Another notable finding was a statistically increased frequency of diarrhea and abdominal pain over the last decade. Yung et al. [36] in Singapore observed that abdominal pain was more likely to occur in DEN-3 serotypes than DEN-1 and DEN-2. As the DEN-3 serotype was more prevalent in 2018 and 2019 outbreaks in Bangladesh [28], an increase in abdominal pain could be explained which, however, needs further verification through extensive serotype-specific clinical studies.

In the present study, the most common clinical sign was hypotension (25.4%, n = 135) and low pulse pressure (22.1%, n = 60). A comparison of outbreaks concerning hypotension and pulse pressure was not possible due to the unavailability of data. But these indicators of plasma leakage show that at least one-quarter of the patients may have had dengue shock syndrome [37] in the current study. Interestingly this rapid development of hypotension and shock was not observed in previous outbreaks unlike in 2019, and it probably indicates a shift in severity of the disease.

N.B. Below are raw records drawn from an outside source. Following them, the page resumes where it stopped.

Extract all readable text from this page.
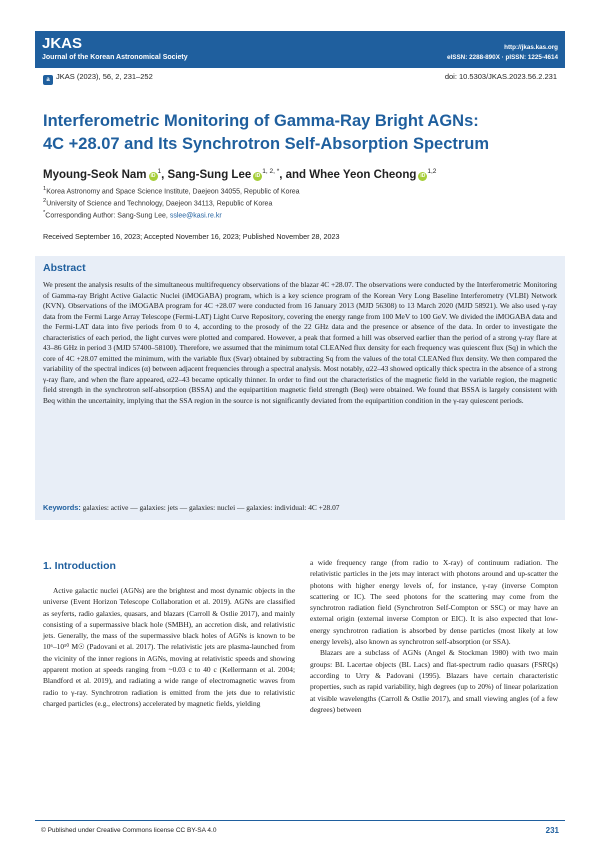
JKAS
Journal of the Korean Astronomical Society
http://jkas.kas.org
eISSN: 2288-890X · pISSN: 1225-4614
a JKAS (2023), 56, 2, 231–252	doi: 10.5303/JKAS.2023.56.2.231
Interferometric Monitoring of Gamma-Ray Bright AGNs:
4C +28.07 and Its Synchrotron Self-Absorption Spectrum
Myoung-Seok Nam $iD^1$, Sang-Sung Lee $iD^{1, 2, *}$, and Whee Yeon Cheong iD$^{1,2}$
$^1$Korea Astronomy and Space Science Institute, Daejeon 34055, Republic of Korea
$^2$University of Science and Technology, Daejeon 34113, Republic of Korea
*Corresponding Author: Sang-Sung Lee, sslee@kasi.re.kr
Received September 16, 2023; Accepted November 16, 2023; Published November 28, 2023
Abstract
We present the analysis results of the simultaneous multifrequency observations of the blazar 4C +28.07. The observations were conducted by the Interferometric Monitoring of Gamma-ray Bright Active Galactic Nuclei (iMOGABA) program, which is a key science program of the Korean Very Long Baseline Interferometry (VLBI) Network (KVN). Observations of the iMOGABA program for 4C +28.07 were conducted from 16 January 2013 (MJD 56308) to 13 March 2020 (MJD 58921). We also used γ-ray data from the Fermi Large Array Telescope (Fermi-LAT) Light Curve Repository, covering the energy range from 100 MeV to 100 GeV. We divided the iMOGABA data and the Fermi-LAT data into five periods from 0 to 4, according to the prosody of the 22 GHz data and the presence or absence of the data. In order to investigate the characteristics of each period, the light curves were plotted and compared. However, a peak that formed a hill was observed earlier than the period of a strong γ-ray flare at 43–86 GHz in period 3 (MJD 57400–58100). Therefore, we assumed that the minimum total CLEANed flux density for each frequency was quiescent flux (Sq) in which the core of 4C +28.07 emitted the minimum, with the variable flux (Svar) obtained by subtracting Sq from the values of the total CLEANed flux density. We then compared the variability of the spectral indices (α) between adjacent frequencies through a spectral analysis. Most notably, α22–43 showed optically thick spectra in the absence of a strong γ-ray flare, and when the flare appeared, α22–43 became optically thinner. In order to find out the characteristics of the magnetic field in the variable region, the magnetic field strength in the synchrotron self-absorption (BSSA) and the equipartition magnetic field strength (Beq) were obtained. We found that BSSA is largely consistent with Beq within the uncertainity, implying that the SSA region in the source is not significantly deviated from the equipartition condition in the γ-ray quiescent periods.
Keywords: galaxies: active — galaxies: jets — galaxies: nuclei — galaxies: individual: 4C +28.07
1. Introduction

Active galactic nuclei (AGNs) are the brightest and most dynamic objects in the universe (Event Horizon Telescope Collaboration et al. 2019). AGNs are classified as seyferts, radio galaxies, quasars, and blazars (Carroll & Ostlie 2017), and mainly consisting of a supermassive black hole (SMBH), an accretion disk, and relativistic jets. Generally, the mass of the supermassive black holes of AGNs is known to be 10⁶–10¹⁰ M☉ (Padovani et al. 2017). The relativistic jets are plasma-launched from the vicinity of the inner regions in AGNs, moving at relativistic speeds and showing apparent motion at speeds ranging from ~0.03 c to 40 c (Kellermann et al. 2004; Blandford et al. 2019), and radiating a wide range of electromagnetic waves from radio to γ-ray. Synchrotron radiation is emitted from the jets due to relativistic charged particles (e.g., electrons) accelerated by magnetic fields, yielding

a wide frequency range (from radio to X-ray) of continuum radiation. The relativistic particles in the jets may interact with photons around and up-scatter the photons with higher energy levels of, for instance, γ-ray (inverse Compton scattering or IC). The seed photons for the scattering may come from the synchrotron radiation field (Synchrotron Self-Compton or SSC) or may have an external origin (external inverse Compton or EIC). It is also expected that low-energy synchrotron radiation is absorbed by dense particles (most likely at low energy levels), also known as synchrotron self-absorption (or SSA).

Blazars are a subclass of AGNs (Angel & Stockman 1980) with two main groups: BL Lacertae objects (BL Lacs) and flat-spectrum radio quasars (FSRQs) according to Urry & Padovani (1995). Blazars have certain characteristic properties, such as rapid variability, high degrees (up to 20%) of linear polarization at visible wavelengths (Carroll & Ostlie 2017), and small viewing angles (of a few degrees) between

© Published under Creative Commons license CC BY-SA 4.0	231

As years were passing in Bangladesh, we got accustomed to a seasonal upsurge of a disease that seemed very benign at first with an occasional increase in severity. But the obvious change in presentation since the 2018 outbreak was marked by the increased number of cases and fatalities. As the clinical features are shifting physicians must be adept to learn about newer patterns. The epidemiological, environmental, virological, and vector dynamics are playing a pivotal role in this kind of shift. Hence besides clinical understanding, it would be prudent to go for studies related to virus, vector, environment, economics, and epidemiology.

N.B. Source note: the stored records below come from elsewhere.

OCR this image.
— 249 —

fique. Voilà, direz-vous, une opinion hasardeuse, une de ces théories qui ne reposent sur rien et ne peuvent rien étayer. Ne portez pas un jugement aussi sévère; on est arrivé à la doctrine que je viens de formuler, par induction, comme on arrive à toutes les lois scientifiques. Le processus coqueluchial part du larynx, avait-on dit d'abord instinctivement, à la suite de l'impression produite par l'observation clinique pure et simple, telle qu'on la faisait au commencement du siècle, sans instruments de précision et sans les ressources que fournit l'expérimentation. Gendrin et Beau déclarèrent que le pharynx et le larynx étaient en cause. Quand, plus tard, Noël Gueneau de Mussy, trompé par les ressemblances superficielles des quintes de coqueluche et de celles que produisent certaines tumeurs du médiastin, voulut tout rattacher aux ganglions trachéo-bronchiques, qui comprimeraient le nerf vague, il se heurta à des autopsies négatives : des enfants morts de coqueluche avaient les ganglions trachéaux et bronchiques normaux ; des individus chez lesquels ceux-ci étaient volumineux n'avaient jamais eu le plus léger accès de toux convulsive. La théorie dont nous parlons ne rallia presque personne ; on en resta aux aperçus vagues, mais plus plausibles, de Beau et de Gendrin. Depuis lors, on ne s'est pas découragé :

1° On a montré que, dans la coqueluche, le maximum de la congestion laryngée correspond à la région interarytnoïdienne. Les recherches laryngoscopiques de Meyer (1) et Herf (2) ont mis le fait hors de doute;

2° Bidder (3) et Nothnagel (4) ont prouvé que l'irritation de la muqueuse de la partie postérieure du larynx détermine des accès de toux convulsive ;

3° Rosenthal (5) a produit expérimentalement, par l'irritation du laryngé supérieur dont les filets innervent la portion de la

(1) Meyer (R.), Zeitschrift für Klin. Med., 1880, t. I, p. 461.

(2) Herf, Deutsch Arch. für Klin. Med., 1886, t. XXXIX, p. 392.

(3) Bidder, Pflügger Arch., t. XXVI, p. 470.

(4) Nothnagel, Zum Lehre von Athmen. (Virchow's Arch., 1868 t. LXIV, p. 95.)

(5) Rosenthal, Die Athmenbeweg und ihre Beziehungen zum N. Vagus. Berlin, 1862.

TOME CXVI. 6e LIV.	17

During the dengue outbreaks from 2000 to 2019 patients with dengue, syndrome showed the varied presentation and the symptoms were nonspecific. Dengue virus interacts with host cells and causes the release of various cytokines and stimulates immunologic mechanisms, vascular endothelial changes, infiltration of mononuclear cells, and perivascular edema. Ascites, pleural effusion, and gall bladder edema from capillary leak syndrome are some of those features. But various atypical manifestations were also being added along the passage of time. As a result, Dengue viral infection has become a major public health issue in Bangladesh which is facing dengue outbreaks every year and mortality morbidity due to dengue is rising to an alarmingly high rate with each outbreak.

Limitation of the study

A major limitation of the study involved missing data due to the inability to systematically filled out by the study physicians. In addition, the overall number of children was small. Moreover, it was not possible to fully investigate all participants and to serotype the dengue cases, mostly due to lack of facility and funds. Lastly, a detailed feature-by-feature comparison of the different outbreaks was not possible due to inadequate details present in the available studies.

Scope of the study

Despite several limitations, our study was strong in that we reported a large number of cases during the 2019 dengue outbreak in Bangladesh and were able to analyze the changes of clinical manifestations across the outbreaks over time. Therefore, our results may aid in the adaptation and up-gradation of the national guideline and management strategies for future outbreaks in the country.

Conclusion

A comparison of clinical manifestation of dengue fever in Bangladesh over a decade showed that GIT symptoms were more prevalent than bleeding manifestations in recent times compared to the previous outbreak.